I think he went round Europe with friends and perhaps they did the organising and he followed. He feels more like a person who follows rather than leads. I know he's got Covid so he's not at his best, but I sometimes wonder whether there's much going on up top. He's got a degree, so I guess I expect him to be more of a self-starter.
Must go and make a second-rate dinner. Perhaps that'll encourage him on his way. I'm a good cook and feed people well, but maybe free dinner number 12 will be more basic.
Well I think you are amazing mad
I honestly would not have allowed him to put upon me like he has to you.
It isn't good for him to treat hosts like this.
I had to ask a Brazilian volunteer chap to leave as he annoyed me so much.
He would only take instructions from DH and ignored me completely.
He asked me why I wanted him to leave so I said " it's not working for me" and he left.
Well done for getting his departure arranged. He sounds very selfish, rather than incapable.
I hope tonight's dinner was quite basic - that's only reasonable since you aren't feeling well.
Good idea of his about takeaway - he can get that tomorrow, or have a boiled egg!
I hope you haven't bought more orange juice!
I've actually had a friend who's confessed that she turned up on the doorstep of an aunt in Canada without warning and stayed for nearly a month before it finally dawned on her that perhaps she wasn't welcome. She said the first week they took her out and about and fed her well, the second week, they stopped bothering and by the time she left it was toast for breakfast and lunch. She says when you're in your early 20s it never occurs to you that people have lives and won't just take you in as your parents are obliged to do.
Margot - He sounds quite immature - some young people assume that anyone older is quite well off and can afford to pay for everything! At home, he possibly never had to pay for anything if out with parents etc, and regards you as substitute parent.

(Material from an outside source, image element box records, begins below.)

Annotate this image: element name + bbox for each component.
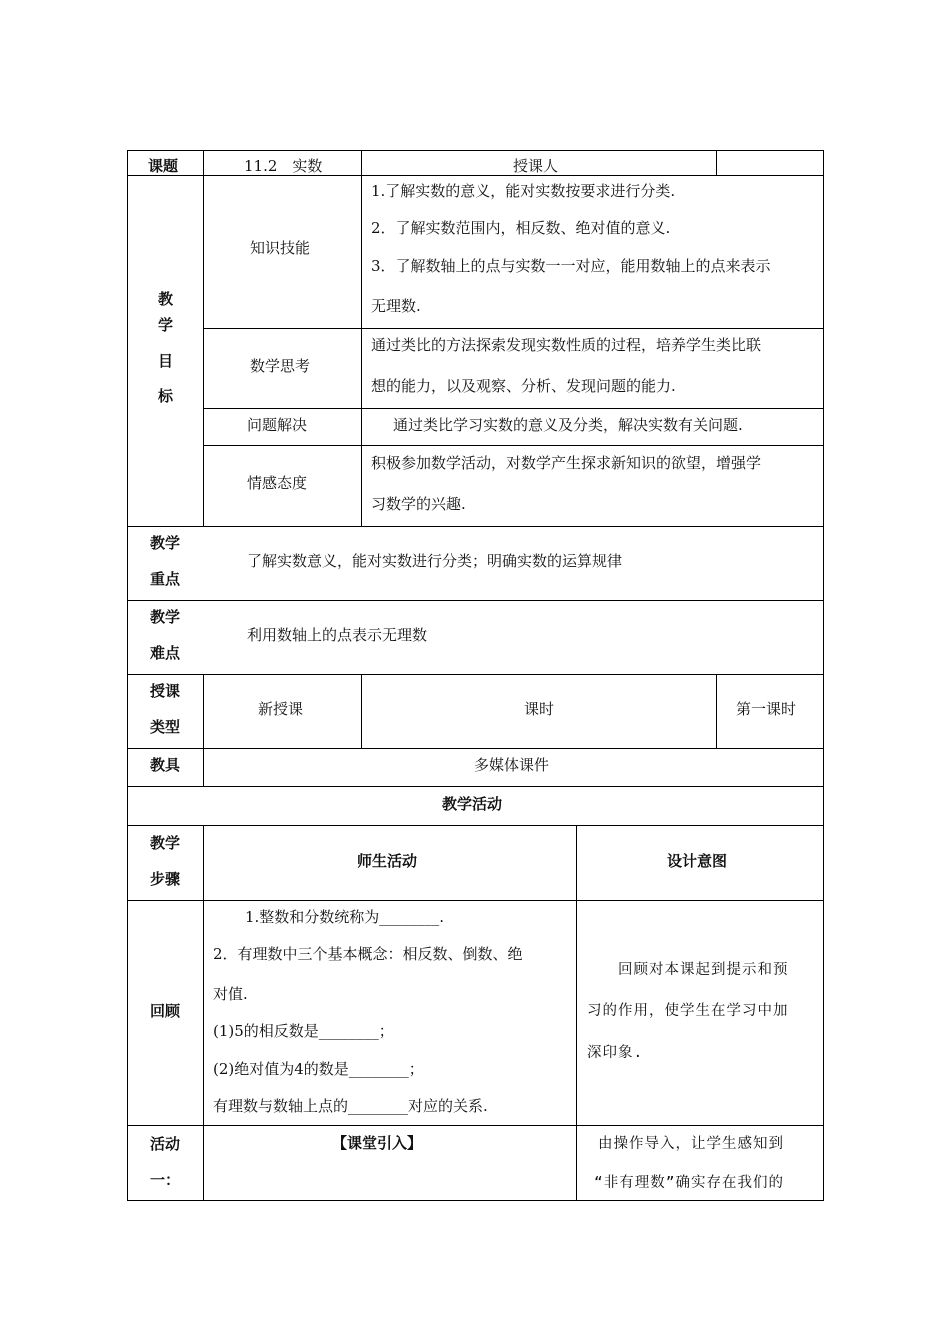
vline [203, 825, 204, 1201]
attitude-line: 习数学的兴趣. [371, 495, 466, 513]
hours-value: 第一课时 [736, 700, 797, 718]
hline [127, 526, 824, 527]
col-activity-header: 师生活动 [357, 852, 418, 870]
activity-one-label: 一： [150, 1171, 181, 1189]
thinking-line: 通过类比的方法探索发现实数性质的过程，培养学生类比联 [371, 336, 762, 354]
activities-title: 教学活动 [442, 795, 503, 813]
hline [203, 328, 824, 329]
steps-label: 步骤 [150, 870, 181, 888]
vline [203, 674, 204, 787]
review-line: 2．有理数中三个基本概念：相反数、倒数、绝 [213, 945, 523, 963]
hline [127, 825, 824, 826]
review-intent-line: 习的作用，使学生在学习中加 [587, 1003, 789, 1019]
hline [203, 445, 824, 446]
activity-one-intent-line: 由操作导入，让学生感知到 [598, 1136, 784, 1152]
steps-label: 教学 [150, 834, 181, 852]
review-line: (2)绝对值为4的数是________； [213, 1060, 424, 1078]
thinking-label: 数学思考 [250, 357, 311, 375]
problem-label: 问题解决 [247, 416, 308, 434]
lesson-type-label: 授课 [150, 682, 181, 700]
review-intent-line: 回顾对本课起到提示和预 [618, 962, 789, 978]
vline [361, 175, 362, 527]
objectives-label-char: 教 [158, 290, 174, 308]
col-intent-header: 设计意图 [667, 852, 728, 870]
lesson-type-value: 新授课 [258, 700, 304, 718]
knowledge-line: 无理数. [371, 297, 421, 315]
activity-one-heading: 【课堂引入】 [332, 1134, 423, 1152]
objectives-label-char: 标 [158, 387, 174, 405]
review-line: 1.整数和分数统称为________. [245, 908, 445, 926]
vline [716, 674, 717, 749]
hline [127, 786, 824, 787]
hours-label: 课时 [524, 700, 555, 718]
key-point-label: 教学 [150, 534, 181, 552]
hline [127, 1125, 824, 1126]
key-point-text: 了解实数意义，能对实数进行分类；明确实数的运算规律 [247, 552, 623, 570]
objectives-label-char: 目 [158, 352, 174, 370]
vline [823, 150, 824, 1201]
key-point-label: 重点 [150, 570, 181, 588]
knowledge-label: 知识技能 [250, 239, 311, 257]
knowledge-line: 1.了解实数的意义，能对实数按要求进行分类. [371, 182, 676, 200]
vline [203, 150, 204, 527]
hline [127, 674, 824, 675]
tools-label: 教具 [150, 756, 181, 774]
attitude-line: 积极参加数学活动，对数学产生探求新知识的欲望，增强学 [371, 454, 762, 472]
hline [127, 600, 824, 601]
tools-value: 多媒体课件 [474, 756, 550, 774]
review-line: 对值. [213, 985, 248, 1003]
difficulty-label: 难点 [150, 644, 181, 662]
vline [127, 150, 128, 1201]
hline [203, 408, 824, 409]
difficulty-text: 利用数轴上的点表示无理数 [247, 626, 428, 644]
difficulty-label: 教学 [150, 608, 181, 626]
activity-one-label: 活动 [150, 1135, 181, 1153]
hline [127, 150, 824, 151]
review-intent-line: 深印象. [587, 1045, 644, 1061]
attitude-label: 情感态度 [247, 474, 308, 492]
hline [127, 748, 824, 749]
hline [127, 900, 824, 901]
teacher-label: 授课人 [513, 157, 559, 175]
knowledge-line: 2．了解实数范围内，相反数、绝对值的意义. [371, 219, 671, 237]
hline [127, 1200, 824, 1201]
problem-text: 通过类比学习实数的意义及分类，解决实数有关问题. [393, 416, 743, 434]
vline [361, 150, 362, 176]
knowledge-line: 3．了解数轴上的点与实数一一对应，能用数轴上的点来表示 [371, 257, 771, 275]
vline [716, 150, 717, 176]
objectives-label-char: 学 [158, 316, 174, 334]
vline [361, 674, 362, 749]
activity-one-intent-line: “非有理数”确实存在我们的 [594, 1175, 784, 1191]
topic-value: 11.2 实数 [244, 157, 323, 175]
vline [576, 825, 577, 1201]
thinking-line: 想的能力，以及观察、分析、发现问题的能力. [371, 377, 676, 395]
review-label: 回顾 [150, 1002, 181, 1020]
hline [127, 175, 824, 176]
topic-label: 课题 [148, 157, 179, 175]
review-line: (1)5的相反数是________； [213, 1022, 394, 1040]
lesson-type-label: 类型 [150, 718, 181, 736]
review-line: 有理数与数轴上点的________对应的关系. [213, 1097, 488, 1115]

I wonder if this trip was really his own idea, or if his friends were all going off to see the world, so he thought he should too?
When I was around the same age, I went travelling around the US and Canada on Greyhound buses with a friend. We planned it all very well, looking at places we had connections with people, and wrote to them all beforehand (long pre-internet!), asking if we could stay a couple of nights. 2 nights max, apart from a few places with closer relatives where we stayed 4 or 5 nights. We brought small gifts from home and expressed our appreciation, writing to thank afterwards. Our visits seemed to go well and we showed interest in whatever our hosts offered to show us.
However, one thing stuck with me, when we visited a family in Denver. We were saying the usual - "we hope to be able to repay your hospitality some time", when our host said rather bluntly (but truthfully!) - "it's unlikely you will be able to repay us, but do it for someone else when you get a chance". The phrase "pay it forward" wasn't in use back then, but that's what he was suggesting. I took it to heart, and have tried to give hospitality, even if I know it won't/can't be reciprocated.
I think you might have another chat with him if you get a chance, before he finally leaves, pointing out all you did for him (don't be subtle) and suggesting that he might repay your hospitality to someone else when he's a bit older and can afford to. You'll never know if he takes it in, but it might make you feel better!